According to Schultz, it is not easy for a young woman to get started in what is, after all, a male-dominated field, especially when it comes to surveying. “There are a couple of female surveyors, there are probably more female engineers, but even just being younger can be a problem,” she said. According to Schultz, her husband had a hard time getting the opportunity to even apply to take the surveyor’s exam because he was only 24 years old at the time.
“They tried every way to stop him from taking it,” Schultz said. “It’s definitely an old boys’ club, and it’s a male-dominated field. It’s slowly changing, but that’s the truth.”
Despite advances made by women in the field, Schultz reports that people are still occasionally surprised when she shows up on a job site. She is often asked if she is representing her father’s company, or her husband’s company. “Honestly it doesn’t bother me anymore,” she said. “I just laugh. No one expects a young female engineer to show up on their site.”
Working in the island environment definitely has its advantages, according to Schultz. “It’s definitely a nice place to be doing field work when you’re surveying a site and you’re looking at the water,” she said.

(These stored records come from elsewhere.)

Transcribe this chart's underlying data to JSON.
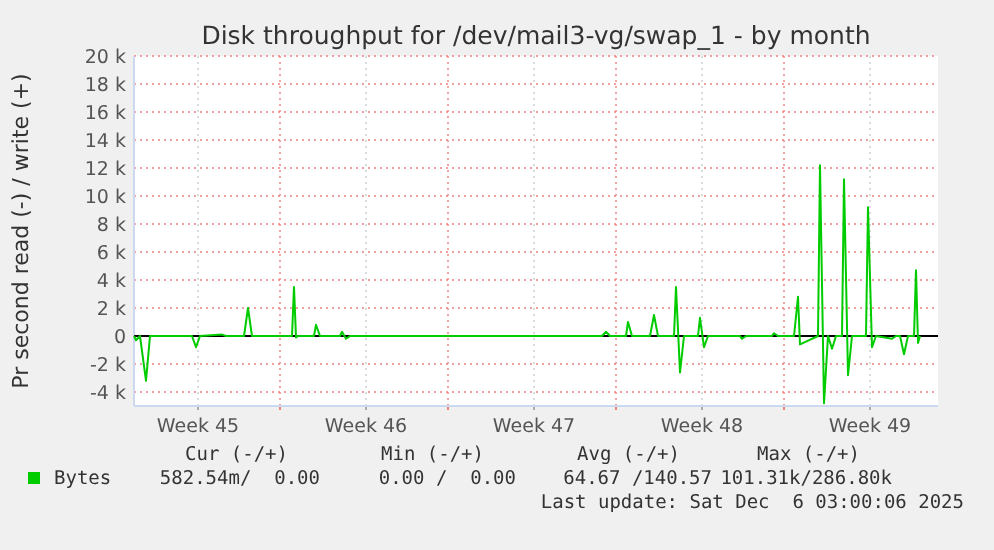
{
  "chart_data": {
    "type": "line",
    "title": "Disk throughput for /dev/mail3-vg/swap_1 - by month",
    "ylabel": "Pr second read (-) / write (+)",
    "x": [
      "2025-11-02T15:00",
      "2025-11-02T17:00",
      "2025-11-02T21:00",
      "2025-11-03T03:00",
      "2025-11-03T07:00",
      "2025-11-05T01:00",
      "2025-11-05T05:00",
      "2025-11-05T09:00",
      "2025-11-06T07:00",
      "2025-11-06T11:00",
      "2025-11-07T05:00",
      "2025-11-07T09:00",
      "2025-11-07T13:00",
      "2025-11-09T05:00",
      "2025-11-09T07:00",
      "2025-11-09T09:00",
      "2025-11-09T11:00",
      "2025-11-10T03:00",
      "2025-11-10T05:00",
      "2025-11-10T09:00",
      "2025-11-11T05:00",
      "2025-11-11T07:00",
      "2025-11-11T11:00",
      "2025-11-11T15:00",
      "2025-11-22T03:00",
      "2025-11-22T07:00",
      "2025-11-22T11:00",
      "2025-11-23T03:00",
      "2025-11-23T05:00",
      "2025-11-23T09:00",
      "2025-11-24T03:00",
      "2025-11-24T07:00",
      "2025-11-24T11:00",
      "2025-11-25T03:00",
      "2025-11-25T05:00",
      "2025-11-25T09:00",
      "2025-11-25T13:00",
      "2025-11-26T03:00",
      "2025-11-26T05:00",
      "2025-11-26T09:00",
      "2025-11-26T13:00",
      "2025-11-27T21:00",
      "2025-11-27T23:00",
      "2025-11-28T03:00",
      "2025-11-29T05:00",
      "2025-11-29T07:00",
      "2025-11-29T11:00",
      "2025-11-30T03:00",
      "2025-11-30T07:00",
      "2025-11-30T09:00",
      "2025-11-30T15:00",
      "2025-12-01T03:00",
      "2025-12-01T05:00",
      "2025-12-01T09:00",
      "2025-12-01T13:00",
      "2025-12-01T17:00",
      "2025-12-01T21:00",
      "2025-12-02T03:00",
      "2025-12-02T05:00",
      "2025-12-02T09:00",
      "2025-12-02T13:00",
      "2025-12-03T03:00",
      "2025-12-03T05:00",
      "2025-12-03T09:00",
      "2025-12-03T13:00",
      "2025-12-04T05:00",
      "2025-12-04T09:00",
      "2025-12-04T13:00",
      "2025-12-04T17:00",
      "2025-12-04T21:00",
      "2025-12-05T03:00",
      "2025-12-05T05:00",
      "2025-12-05T07:00",
      "2025-12-05T09:00"
    ],
    "series": [
      {
        "name": "Bytes",
        "color": "#00cc00",
        "values": [
          0,
          -300,
          0,
          -3200,
          0,
          0,
          -800,
          0,
          100,
          0,
          0,
          2000,
          0,
          0,
          3500,
          -100,
          0,
          0,
          800,
          0,
          0,
          300,
          -200,
          0,
          0,
          300,
          0,
          0,
          1000,
          0,
          0,
          1500,
          0,
          0,
          3500,
          -2600,
          0,
          0,
          1300,
          -800,
          0,
          0,
          -200,
          0,
          0,
          200,
          0,
          0,
          2800,
          -600,
          -400,
          0,
          12200,
          -4800,
          0,
          -900,
          0,
          0,
          11200,
          -2800,
          0,
          0,
          9200,
          -800,
          0,
          -200,
          0,
          0,
          -1300,
          0,
          0,
          4700,
          -500,
          0
        ]
      }
    ],
    "xlim": [
      "2025-11-02T15:00",
      "2025-12-06T03:00"
    ],
    "xticks": [
      {
        "value": "2025-11-05T07:00",
        "label": "Week 45"
      },
      {
        "value": "2025-11-08T17:00",
        "label": null
      },
      {
        "value": "2025-11-12T07:00",
        "label": "Week 46"
      },
      {
        "value": "2025-11-15T17:00",
        "label": null
      },
      {
        "value": "2025-11-19T07:00",
        "label": "Week 47"
      },
      {
        "value": "2025-11-22T17:00",
        "label": null
      },
      {
        "value": "2025-11-26T07:00",
        "label": "Week 48"
      },
      {
        "value": "2025-11-29T17:00",
        "label": null
      },
      {
        "value": "2025-12-03T07:00",
        "label": "Week 49"
      }
    ],
    "ylim": [
      -5000,
      20000
    ],
    "yticks": [
      {
        "value": -4000,
        "label": "-4 k"
      },
      {
        "value": -2000,
        "label": "-2 k"
      },
      0,
      {
        "value": 2000,
        "label": "2 k"
      },
      {
        "value": 4000,
        "label": "4 k"
      },
      {
        "value": 6000,
        "label": "6 k"
      },
      {
        "value": 8000,
        "label": "8 k"
      },
      {
        "value": 10000,
        "label": "10 k"
      },
      {
        "value": 12000,
        "label": "12 k"
      },
      {
        "value": 14000,
        "label": "14 k"
      },
      {
        "value": 16000,
        "label": "16 k"
      },
      {
        "value": 18000,
        "label": "18 k"
      },
      {
        "value": 20000,
        "label": "20 k"
      }
    ],
    "ref_lines": [
      {
        "axis": "y",
        "value": 0,
        "color": "#000000"
      }
    ],
    "grid": true,
    "legend": "bottom left",
    "annotations": [
      "Cur (-/+)",
      "Min (-/+)",
      "Avg (-/+)",
      "Max (-/+)",
      "582.54m/  0.00",
      "0.00 /  0.00",
      "64.67 /140.57",
      "101.31k/286.80k",
      "Last update: Sat Dec  6 03:00:06 2025"
    ]
  }
}
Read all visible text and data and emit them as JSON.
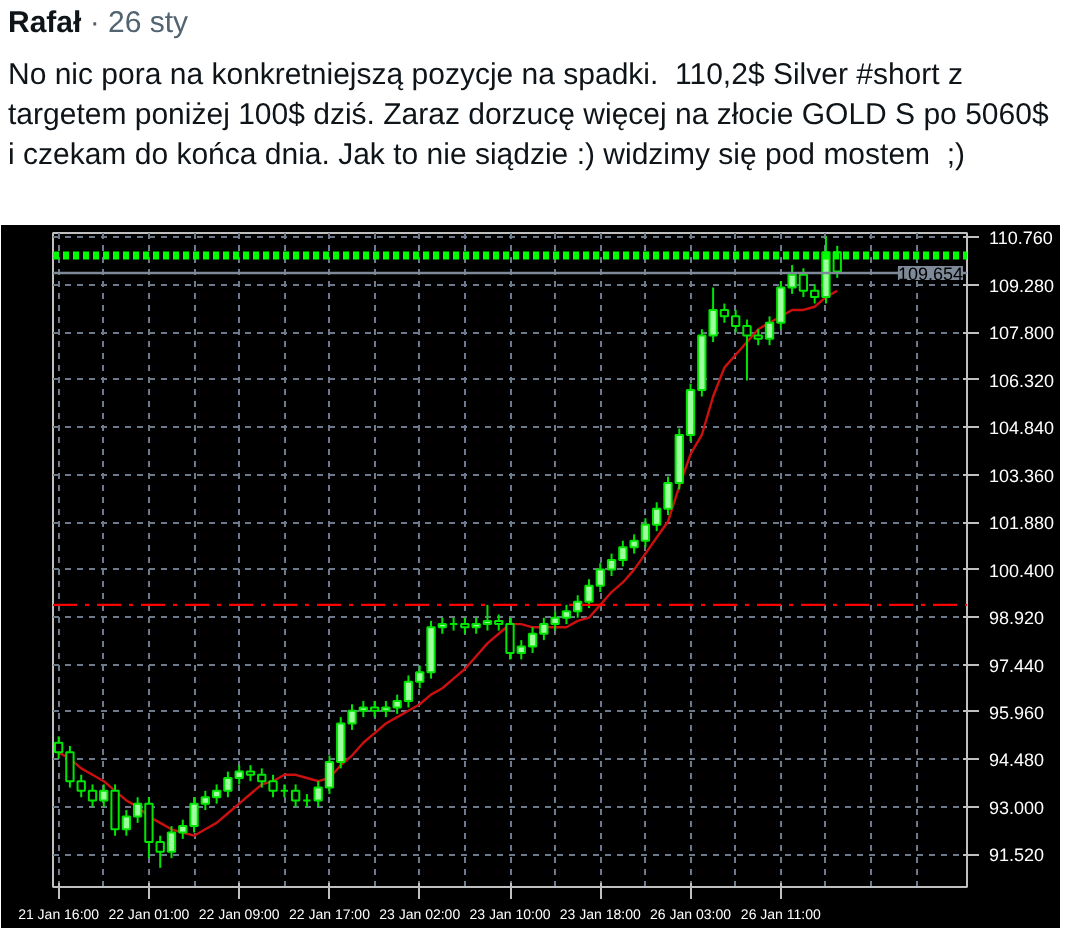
{
  "chart_data": {
    "type": "candlestick",
    "title": "Rafał",
    "subtitle": "· 26 sty",
    "annotations": [
      "No nic pora na konkretniejszą pozycje na spadki.  110,2$ Silver #short z targetem poniżej 100$ dziś. Zaraz dorzucę więcej na złocie GOLD S po 5060$ i czekam do końca dnia. Jak to nie siądzie :) widzimy się pod mostem  ;)"
    ],
    "categories": [
      "21 Jan 16:00",
      null,
      null,
      null,
      null,
      null,
      null,
      null,
      "22 Jan 01:00",
      null,
      null,
      null,
      null,
      null,
      null,
      null,
      "22 Jan 09:00",
      null,
      null,
      null,
      null,
      null,
      null,
      null,
      "22 Jan 17:00",
      null,
      null,
      null,
      null,
      null,
      null,
      null,
      "23 Jan 02:00",
      null,
      null,
      null,
      null,
      null,
      null,
      null,
      "23 Jan 10:00",
      null,
      null,
      null,
      null,
      null,
      null,
      null,
      "23 Jan 18:00",
      null,
      null,
      null,
      null,
      null,
      null,
      null,
      "26 Jan 03:00",
      null,
      null,
      null,
      null,
      null,
      null,
      null,
      "26 Jan 11:00",
      null,
      null,
      null,
      null,
      null
    ],
    "ohlc": [
      [
        95.0,
        95.2,
        94.5,
        94.7
      ],
      [
        94.7,
        94.9,
        93.6,
        93.8
      ],
      [
        93.8,
        94.0,
        93.3,
        93.5
      ],
      [
        93.5,
        93.7,
        93.0,
        93.2
      ],
      [
        93.2,
        93.7,
        93.0,
        93.5
      ],
      [
        93.5,
        93.7,
        92.1,
        92.3
      ],
      [
        92.3,
        92.9,
        92.1,
        92.7
      ],
      [
        92.7,
        93.3,
        92.5,
        93.1
      ],
      [
        93.1,
        93.3,
        91.4,
        91.9
      ],
      [
        91.9,
        92.1,
        91.1,
        91.6
      ],
      [
        91.6,
        92.4,
        91.4,
        92.2
      ],
      [
        92.2,
        92.6,
        92.0,
        92.4
      ],
      [
        92.4,
        93.3,
        92.2,
        93.1
      ],
      [
        93.1,
        93.5,
        92.9,
        93.3
      ],
      [
        93.3,
        93.7,
        93.1,
        93.5
      ],
      [
        93.5,
        94.1,
        93.3,
        93.9
      ],
      [
        93.9,
        94.3,
        93.7,
        94.1
      ],
      [
        94.1,
        94.3,
        93.8,
        94.0
      ],
      [
        94.0,
        94.2,
        93.6,
        93.8
      ],
      [
        93.8,
        94.0,
        93.3,
        93.5
      ],
      [
        93.5,
        93.7,
        93.3,
        93.5
      ],
      [
        93.5,
        93.7,
        93.0,
        93.2
      ],
      [
        93.2,
        93.4,
        93.0,
        93.2
      ],
      [
        93.2,
        93.8,
        93.0,
        93.6
      ],
      [
        93.6,
        94.6,
        93.4,
        94.4
      ],
      [
        94.4,
        95.8,
        94.2,
        95.6
      ],
      [
        95.6,
        96.2,
        95.4,
        96.0
      ],
      [
        96.0,
        96.3,
        95.8,
        96.1
      ],
      [
        96.1,
        96.3,
        95.8,
        96.0
      ],
      [
        96.0,
        96.3,
        95.8,
        96.1
      ],
      [
        96.1,
        96.5,
        95.9,
        96.3
      ],
      [
        96.3,
        97.1,
        96.1,
        96.9
      ],
      [
        96.9,
        97.4,
        96.7,
        97.2
      ],
      [
        97.2,
        98.8,
        97.0,
        98.6
      ],
      [
        98.6,
        98.9,
        98.4,
        98.7
      ],
      [
        98.7,
        98.9,
        98.5,
        98.7
      ],
      [
        98.7,
        98.9,
        98.4,
        98.6
      ],
      [
        98.6,
        98.9,
        98.4,
        98.7
      ],
      [
        98.7,
        99.3,
        98.5,
        98.8
      ],
      [
        98.8,
        99.0,
        98.5,
        98.7
      ],
      [
        98.7,
        98.9,
        97.6,
        97.8
      ],
      [
        97.8,
        98.2,
        97.6,
        98.0
      ],
      [
        98.0,
        98.6,
        97.8,
        98.4
      ],
      [
        98.4,
        98.9,
        98.2,
        98.7
      ],
      [
        98.7,
        99.1,
        98.5,
        98.9
      ],
      [
        98.9,
        99.3,
        98.7,
        99.1
      ],
      [
        99.1,
        99.6,
        98.9,
        99.4
      ],
      [
        99.4,
        100.1,
        99.2,
        99.9
      ],
      [
        99.9,
        100.6,
        99.7,
        100.4
      ],
      [
        100.4,
        100.9,
        100.2,
        100.7
      ],
      [
        100.7,
        101.3,
        100.5,
        101.1
      ],
      [
        101.1,
        101.5,
        100.9,
        101.3
      ],
      [
        101.3,
        102.0,
        101.1,
        101.8
      ],
      [
        101.8,
        102.5,
        101.6,
        102.3
      ],
      [
        102.3,
        103.3,
        102.1,
        103.1
      ],
      [
        103.1,
        104.8,
        102.9,
        104.6
      ],
      [
        104.6,
        106.2,
        104.4,
        106.0
      ],
      [
        106.0,
        107.9,
        105.8,
        107.7
      ],
      [
        107.7,
        109.2,
        107.5,
        108.5
      ],
      [
        108.5,
        108.7,
        108.1,
        108.3
      ],
      [
        108.3,
        108.5,
        107.8,
        108.0
      ],
      [
        108.0,
        108.2,
        106.3,
        107.7
      ],
      [
        107.7,
        107.9,
        107.4,
        107.6
      ],
      [
        107.6,
        108.3,
        107.4,
        108.1
      ],
      [
        108.1,
        109.4,
        107.9,
        109.2
      ],
      [
        109.2,
        109.9,
        109.0,
        109.6
      ],
      [
        109.6,
        109.8,
        108.9,
        109.1
      ],
      [
        109.1,
        109.3,
        108.7,
        108.9
      ],
      [
        108.9,
        110.8,
        108.7,
        110.3
      ],
      [
        110.3,
        110.5,
        109.5,
        109.7
      ]
    ],
    "series": [
      {
        "type": "line",
        "color": "#cc1010",
        "values": [
          94.7,
          94.5,
          94.2,
          94.0,
          93.8,
          93.5,
          93.2,
          93.0,
          92.7,
          92.5,
          92.3,
          92.2,
          92.1,
          92.3,
          92.5,
          92.8,
          93.1,
          93.4,
          93.7,
          93.8,
          94.0,
          94.0,
          93.9,
          93.8,
          93.9,
          94.3,
          94.6,
          95.0,
          95.3,
          95.6,
          95.8,
          96.0,
          96.2,
          96.5,
          96.7,
          97.0,
          97.3,
          97.7,
          98.1,
          98.4,
          98.7,
          98.7,
          98.6,
          98.6,
          98.6,
          98.6,
          98.8,
          98.9,
          99.3,
          99.7,
          100.0,
          100.4,
          100.9,
          101.4,
          101.9,
          103.0,
          104.0,
          104.6,
          105.8,
          106.7,
          107.1,
          107.5,
          107.9,
          108.1,
          108.3,
          108.5,
          108.5,
          108.6,
          108.9,
          109.1
        ]
      }
    ],
    "ylim": [
      90.5,
      110.9
    ],
    "yticks": [
      {
        "value": 91.52,
        "label": "91.520"
      },
      {
        "value": 93.0,
        "label": "93.000"
      },
      {
        "value": 94.48,
        "label": "94.480"
      },
      {
        "value": 95.96,
        "label": "95.960"
      },
      {
        "value": 97.44,
        "label": "97.440"
      },
      {
        "value": 98.92,
        "label": "98.920"
      },
      {
        "value": 100.4,
        "label": "100.400"
      },
      {
        "value": 101.88,
        "label": "101.880"
      },
      {
        "value": 103.36,
        "label": "103.360"
      },
      {
        "value": 104.84,
        "label": "104.840"
      },
      {
        "value": 106.32,
        "label": "106.320"
      },
      {
        "value": 107.8,
        "label": "107.800"
      },
      {
        "value": 109.28,
        "label": "109.280"
      },
      {
        "value": 110.76,
        "label": "110.760"
      }
    ],
    "ref_lines": [
      {
        "axis": "y",
        "value": 110.2,
        "color": "#00ff00",
        "line_style": "dotted"
      },
      {
        "axis": "y",
        "value": 109.654,
        "label": "109.654",
        "color": "#7f8a99",
        "line_style": "solid"
      },
      {
        "axis": "y",
        "value": 99.3,
        "color": "#ff0000",
        "line_style": "dashed"
      }
    ],
    "grid": true
  }
}
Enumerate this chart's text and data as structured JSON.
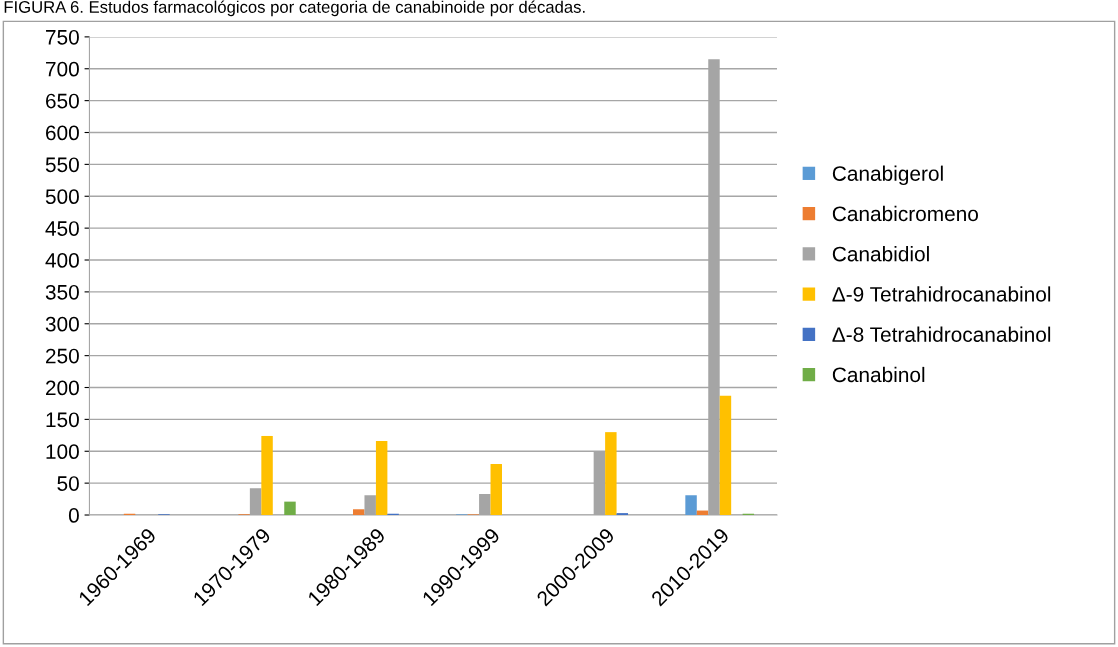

Schultz reflected on her decision to live and work in Jamestown. “I grew up in a small town where everybody knew everybody,” she said. “Jamestown is sort of that feel as well. I really like that small-town feel. Everybody seems to want to help everybody out in some way.”
She said that the small-town feel carries over into the business. “I’ve gotten to know a lot of people here in town, and when they learned that I was starting the business, the referrals started coming in,” Schultz said. “It does have that really good community feel. It’s part of the reason why we are here in town. We do enjoy that.”